Il tema è venuto di attualità anche nel consorzio di tutela Barolo Barbaresco Alba Langhe Dogliani, al quale molte di queste aziende fanno riferimento. Dal dibattito è scaturita una prima ipotesi: si tratterebbe di inserire nell’attuale disciplinare della Doc Langhe una o più tipologie di Nebbiolo spumante (una bianca e una rosata per esempio) e la lacuna sarebbe colmata.

In effetti sembra l’uovo di Colombo: la zona di riferimento è sufficientemente ampia da esaudire le aspettative di tanti produttori, esiste già il precedente del Langhe Nebbiolo che sta regalando ampie soddisfazioni alla destra e alla sinistra del Tanaro, il nome Langhe ha dimostrato di essere un riferimento bello ed evocativo, in grado di suscitare consensi in un mercato sempre più globale.
Ma a mio avviso c’è un limite: a forza di aumentare le tipologie in questa denominazione il pericolo è di inflazionare la soluzione Langhe, penalizzando anche quelle che oggi danno significative gratificazioni ai produttori.

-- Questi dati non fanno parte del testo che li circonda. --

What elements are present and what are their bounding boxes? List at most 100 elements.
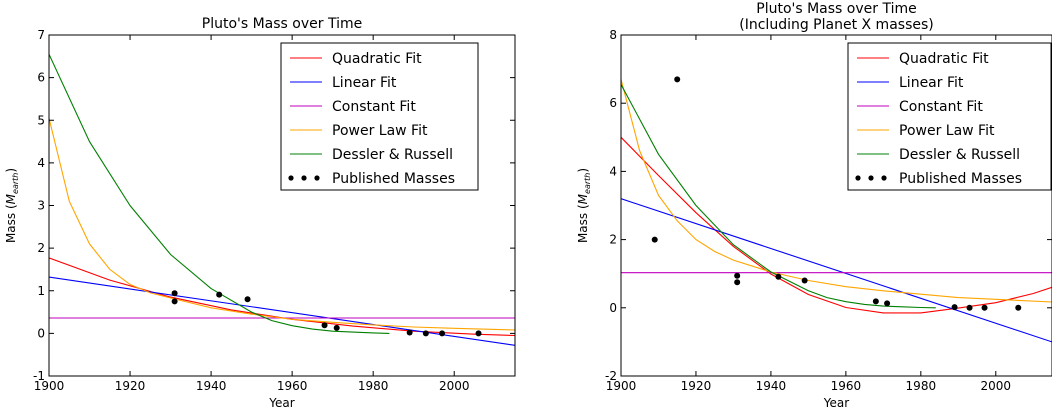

Ho provato a immaginare una differente soluzione al problema e ho capito che una strada percorribile potrebbe essere quella di lavorare sulle due tipologie spumante già oggi presenti nella Doc Nebbiolo d’Alba, adattandole alle reali esigenze del territorio e dei produttori dei vari spumanti da Nebbiolo.
In concreto si tratterebbe di allargare la zona di origine delle uve solo per queste tipologie, per esempio alle zone del Barolo e Barbaresco o magari anche oltre, tenendo a mente i territori tra Langa e Roero dove esistono esperienze significative di Nebbiolo spumante.

Questo consentirebbe di lavorare su una denominazione che esiste già e che ha una forte valenza tradizionale visto che è stata riconosciuta anche come spumante addirittura nel 1970. Inoltre, questa denominazione ne verrebbe potenziata e rivalorizzata, considerato che recentemente ha subito la forte concorrenza, nella tipologia del vino tranquillo, del Langhe Nebbiolo.

E questo permetterebbe di evitare polverizzazioni e sovrapposizioni, che sarebbero originate da un potenziamento della Doc Langhe, perché il Nebbiolo d’Alba spumante continuerebbe comunque il suo cammino. I dettagli operativi dell’operazione non sono di mia competenza, ma spettano ai produttori e ai loro organismi istituzionali. Il mio intento è solo di avanzare un’idea affinché il settore la possa valutare con attenzione.

Tecnicamente la soluzione è praticabile. Concretamente chissà. Preferisco pensare che non ci si fermi sempre alle soluzioni più scontate.